In July 2012, defendant pleaded guilty to one count of robbery in the second degree in full satisfaction of a four-count indictment upon his admission that he, acting in concert with two others, entered a business in the early morning hours where a card game was taking place and forcibly stole property from the game's participants. Pursuant to a plea agreement, defendant agreed to waive his right to appeal, to not pursue any possible motions and to execute at sentencing a separate written waiver of appeal. Defendant also agreed to admit to having previously been convicted of a federal felony drug conspiracy conviction for purposes of being sentenced as a second felony offender (see 21 U.S.C. § 846). Prior to sentencing, defendant moved to withdraw his guilty plea, arguing that his federal felony drug conspiracy conviction did not qualify as a predicate felony for sentencing as a second felony offender (see People v. Ramos, 19 N.Y.3d 417, 420, 948 N.Y.S.2d 239, 971 N.E.2d 369 2012 ). In response, the People filed, pursuant to CPL 440.21(2), a predicate felony statement setting forth defendant's three prior felony convictions from Pennsylvania. At sentencing, County Court stated that the relief requested in defendant's withdrawal motion was satisfied by supplementing the predicate felony allegation with one or more of the Pennsylvania felony convictions that defendant also allocuted to at sentencing. In accordance with the plea agreement, defendant executed the written waiver of appeal, and County Court sentenced defendant, as a second felony offender, to a prison term of five years and five years of postrelease supervision. Defendant appeals.
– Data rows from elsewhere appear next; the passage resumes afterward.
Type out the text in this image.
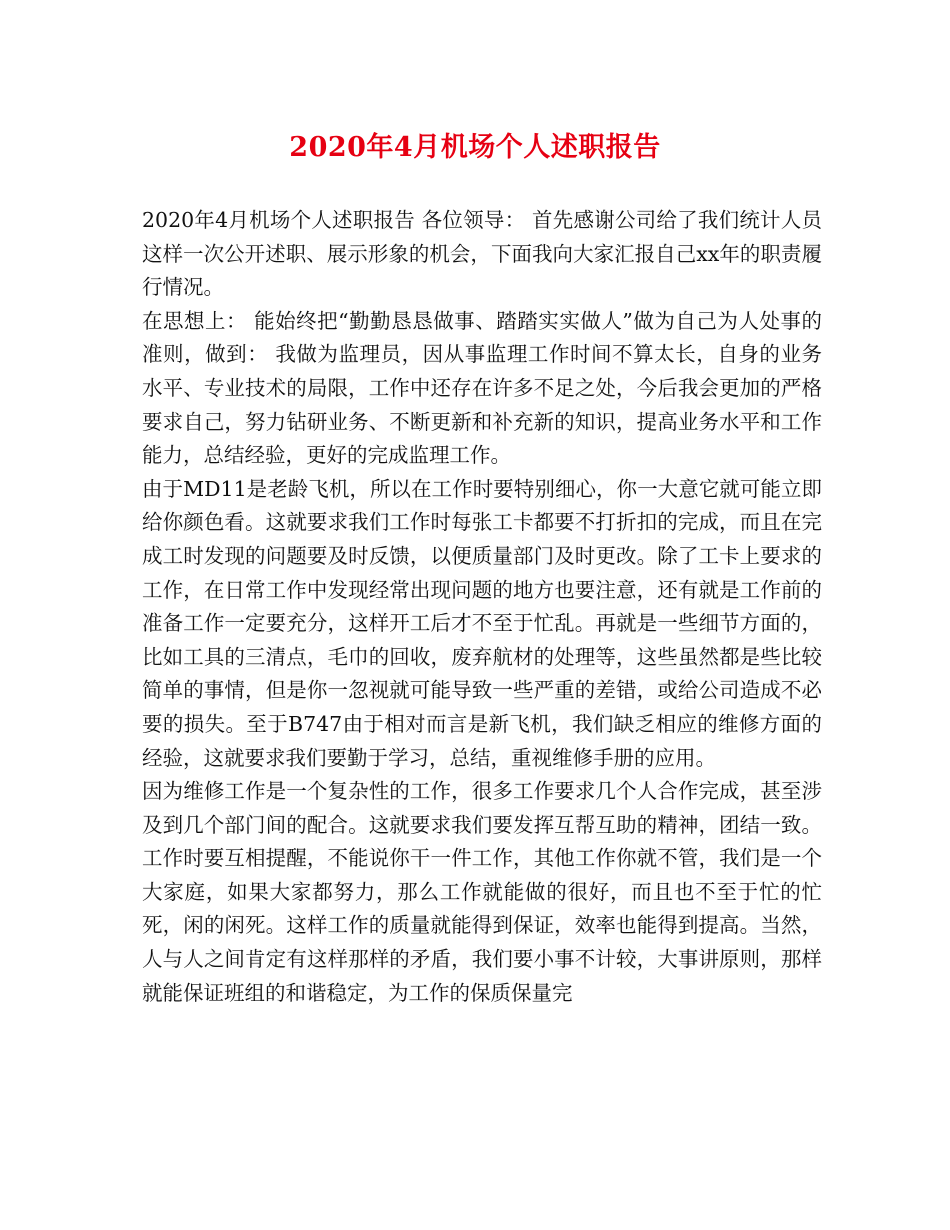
2020年4月机场个人述职报告

2020年4月机场个人述职报告 各位领导： 首先感谢公司给了我们统计人员这样一次公开述职、展示形象的机会，下面我向大家汇报自己xx年的职责履行情况。

在思想上： 能始终把“勤勤恳恳做事、踏踏实实做人”做为自己为人处事的准则，做到： 我做为监理员，因从事监理工作时间不算太长，自身的业务水平、专业技术的局限，工作中还存在许多不足之处，今后我会更加的严格要求自己，努力钻研业务、不断更新和补充新的知识，提高业务水平和工作能力，总结经验，更好的完成监理工作。

由于MD11是老龄飞机，所以在工作时要特别细心，你一大意它就可能立即给你颜色看。这就要求我们工作时每张工卡都要不打折扣的完成，而且在完成工时发现的问题要及时反馈，以便质量部门及时更改。除了工卡上要求的工作，在日常工作中发现经常出现问题的地方也要注意，还有就是工作前的准备工作一定要充分，这样开工后才不至于忙乱。再就是一些细节方面的，比如工具的三清点，毛巾的回收，废弃航材的处理等，这些虽然都是些比较简单的事情，但是你一忽视就可能导致一些严重的差错，或给公司造成不必要的损失。至于B747由于相对而言是新飞机，我们缺乏相应的维修方面的经验，这就要求我们要勤于学习，总结，重视维修手册的应用。

因为维修工作是一个复杂性的工作，很多工作要求几个人合作完成，甚至涉及到几个部门间的配合。这就要求我们要发挥互帮互助的精神，团结一致。工作时要互相提醒，不能说你干一件工作，其他工作你就不管，我们是一个大家庭，如果大家都努力，那么工作就能做的很好，而且也不至于忙的忙死，闲的闲死。这样工作的质量就能得到保证，效率也能得到提高。当然，人与人之间肯定有这样那样的矛盾，我们要小事不计较，大事讲原则，那样就能保证班组的和谐稳定，为工作的保质保量完
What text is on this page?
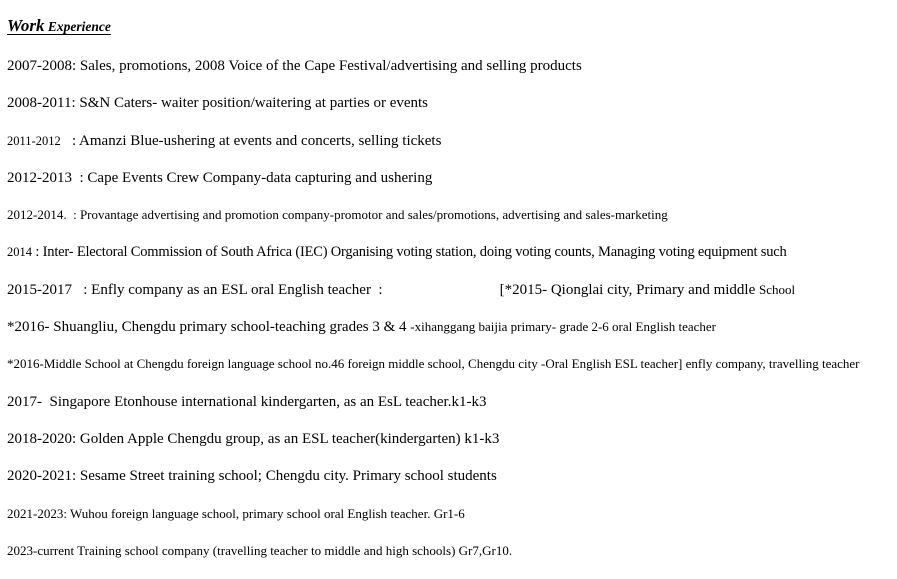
Work Experience
2007-2008: Sales, promotions, 2008 Voice of the Cape Festival/advertising and selling products
2008-2011: S&N Caters- waiter position/waitering at parties or events
2011-2012   : Amanzi Blue-ushering at events and concerts, selling tickets
2012-2013  : Cape Events Crew Company-data capturing and ushering
2012-2014.  : Provantage advertising and promotion company-promotor and sales/promotions, advertising and sales-marketing
2014 : Inter- Electoral Commission of South Africa (IEC) Organising voting station, doing voting counts, Managing voting equipment such
2015-2017   : Enfly company as an ESL oral English teacher  :	[*2015- Qionglai city, Primary and middle School
*2016- Shuangliu, Chengdu primary school-teaching grades 3 & 4 -xihanggang baijia primary- grade 2-6 oral English teacher
*2016-Middle School at Chengdu foreign language school no.46 foreign middle school, Chengdu city -Oral English ESL teacher] enfly company, travelling teacher
2017-  Singapore Etonhouse international kindergarten, as an EsL teacher.k1-k3
2018-2020: Golden Apple Chengdu group, as an ESL teacher(kindergarten) k1-k3
2020-2021: Sesame Street training school; Chengdu city. Primary school students
2021-2023: Wuhou foreign language school, primary school oral English teacher. Gr1-6
2023-current Training school company (travelling teacher to middle and high schools) Gr7,Gr10.
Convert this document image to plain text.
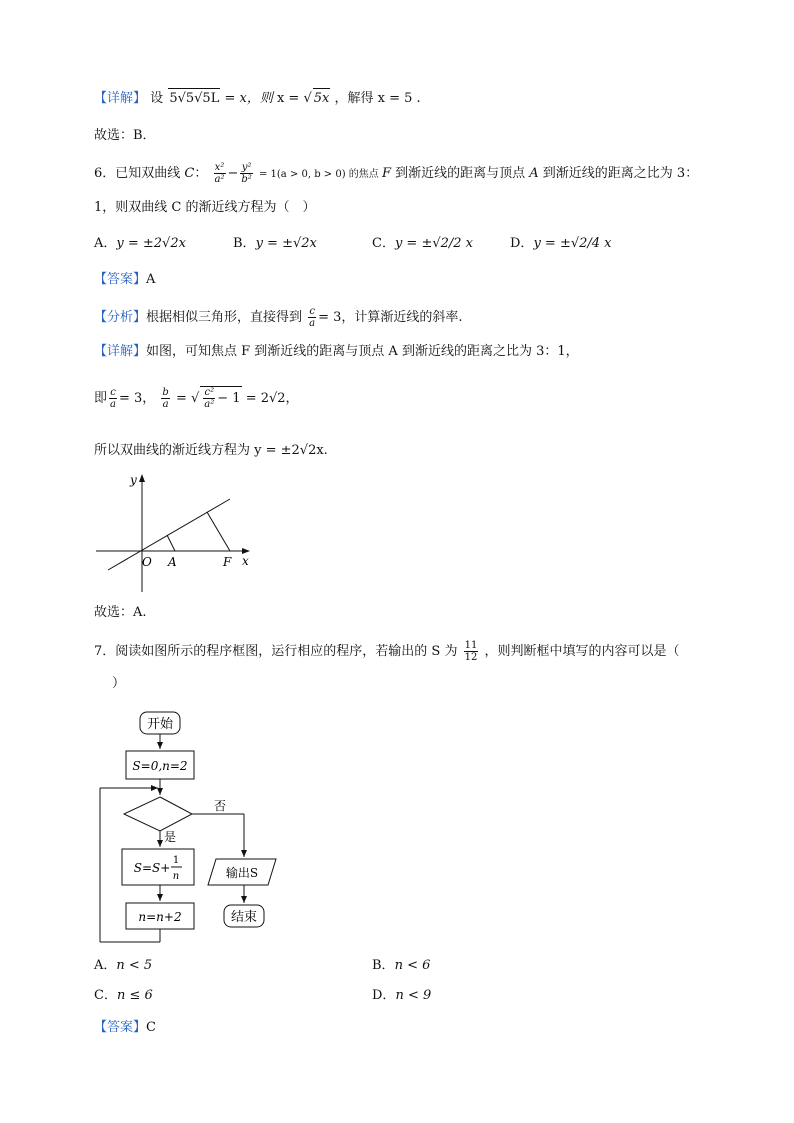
【详解】 设 5√5√5L = x，则 x = √ 5x ，解得 x = 5 .
故选：B．
6．已知双曲线 C： $\frac{\text{x²}}{\text{a²}} - \frac{\text{y²}}{\text{b²}} = 1(a > 0$, b > 0) 的焦点 F 到渐近线的距离与顶点 A 到渐近线的距离之比为 3：
1，则双曲线 C 的渐近线方程为（　）
A．y = ±2√2x	B．y = ±√2x	C．y = ±√2/2 x	D．y = ±√2/4 x
【答案】A
【分析】根据相似三角形，直接得到 $\frac{c}{a} = 3$，计算渐近线的斜率.
【详解】如图，可知焦点 F 到渐近线的距离与顶点 A 到渐近线的距离之比为 3：1，
即 $\frac{c}{a} = 3$， $\frac{b}{a}$ = √ $\frac{\text{c²}}{\text{a²}} - 1 = 2√2$，
所以双曲线的渐近线方程为 y = ±2√2x.
y
O A	F x
故选：A.
7．阅读如图所示的程序框图，运行相应的程序，若输出的 S 为 $\frac{11}{12}$ ，则判断框中填写的内容可以是（
）
开始
S=0,n=2
否
是
S=S+
1
n
n=n+2
输出S
结束
A．n < 5	B．n < 6
C．n ≤ 6	D．n < 9
【答案】C
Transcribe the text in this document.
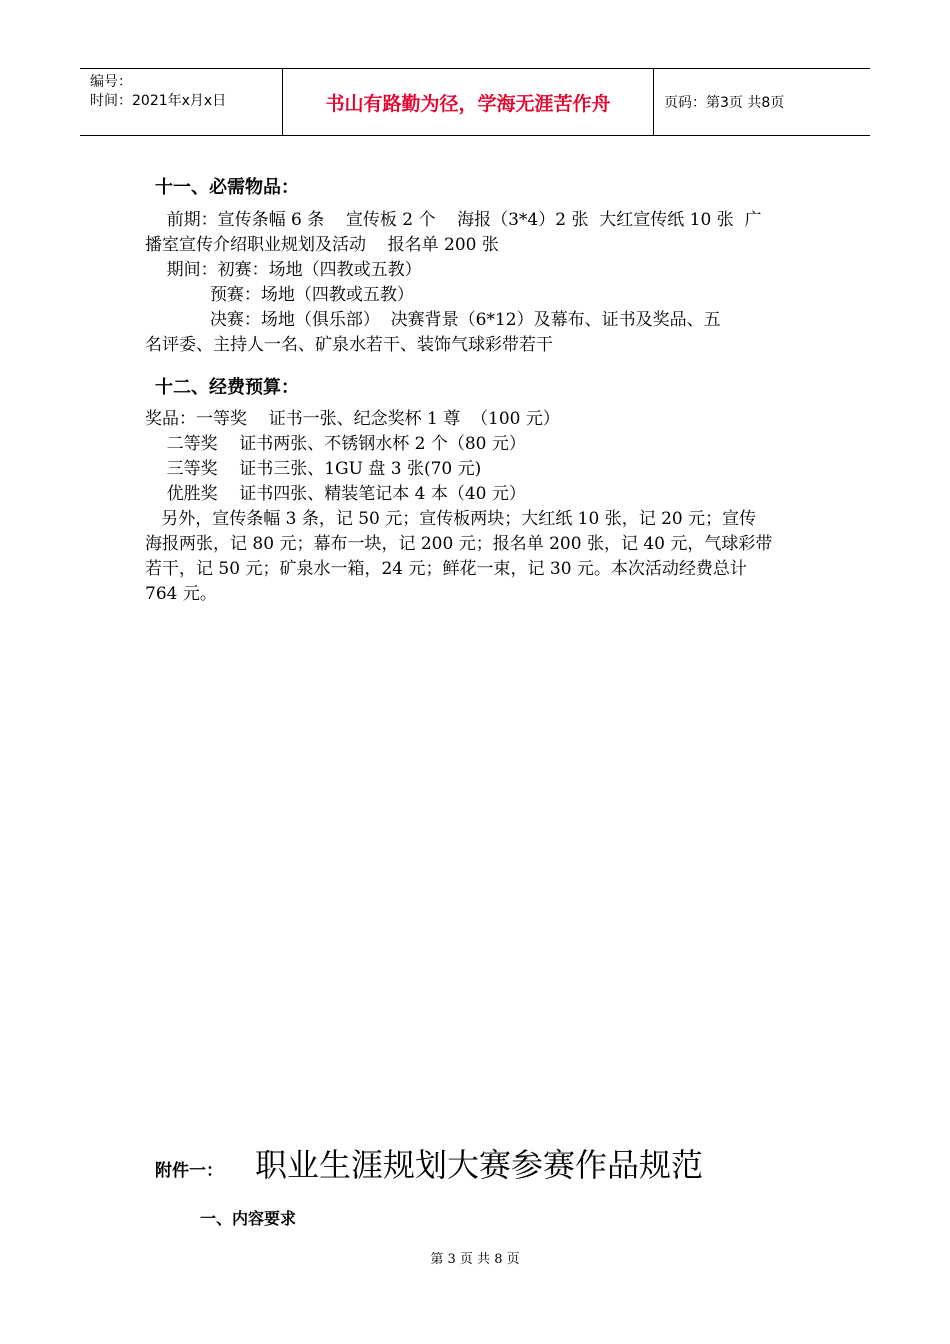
编号：
时间：2021年x月x日	书山有路勤为径，学海无涯苦作舟	页码：第3页 共8页
十一、必需物品：
前期：宣传条幅 6 条    宣传板 2 个    海报（3*4）2 张  大红宣传纸 10 张  广
播室宣传介绍职业规划及活动    报名单 200 张
期间：初赛：场地（四教或五教）
预赛：场地（四教或五教）
决赛：场地（俱乐部）  决赛背景（6*12）及幕布、证书及奖品、五
名评委、主持人一名、矿泉水若干、装饰气球彩带若干
十二、经费预算：
奖品：一等奖    证书一张、纪念奖杯 1 尊  （100 元）
二等奖    证书两张、不锈钢水杯 2 个（80 元）
三等奖    证书三张、1GU 盘 3 张(70 元)
优胜奖    证书四张、精装笔记本 4 本（40 元）
另外，宣传条幅 3 条，记 50 元；宣传板两块；大红纸 10 张，记 20 元；宣传
海报两张，记 80 元；幕布一块，记 200 元；报名单 200 张，记 40 元，气球彩带
若干，记 50 元；矿泉水一箱，24 元；鲜花一束，记 30 元。本次活动经费总计
764 元。
附件一：	职业生涯规划大赛参赛作品规范
一、内容要求
第 3 页 共 8 页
Defendant contends that County Court should have granted his motion to withdraw his plea. In view of defense counsel's statement on the record, as well as defendant's own responses to County Court's questions, we find that defendant effectively abandoned his CPL 220.60 motion, expressly agreed to plead guilty pursuant to the plea agreement and was validly sentenced as a second felony offender in accordance with that agreement (see Penal Law § 400.21; People v. Tabbott, 61 A.D.3d 1183, 1184, 876 N.Y.S.2d 760 2009 ). In any event, defendant failed to preserve adequately any challenge to the predicate felony statement because, at sentencing, defendant admitted to his three prior felony convictions in Pennsylvania and did not object to County Court's finding that any one or more of his three prior felony convictions qualify as prior convictions for purposes of being sentenced as a second felony offender (see People v. Smith, 73 N.Y.2d 961, 962–963, 540 N.Y.S.2d 987, 538 N.E.2d 339 1989; People v. Leszczynski, 96 A.D.3d 1162, 1163, 948 N.Y.S.2d 125 2012; People v. Washington, 89 A.D.3d 1140, 1142, 931 N.Y.S.2d 787 2011; People v. Johnson, 266 A.D.2d 728, 729–730, 698 N.Y.S.2d 768 1999 ). Moreover, defense counsel consented to the second felony offender statement and admitted on behalf of defendant that the prior felony convictions were valid (see Penal Law § 70.06; People v. Hernandez, 62 A.D.3d 1095, 1096–1097, 878 N.Y.S.2d 819 2009; People v. Ochs, 16 A.D.3d 971, 971–972, 792 N.Y.S.2d 248 2005 ).
ORDERED that the judgment is affirmed.
McCARTHY, LYNCH and DEVINE, JJ., concur.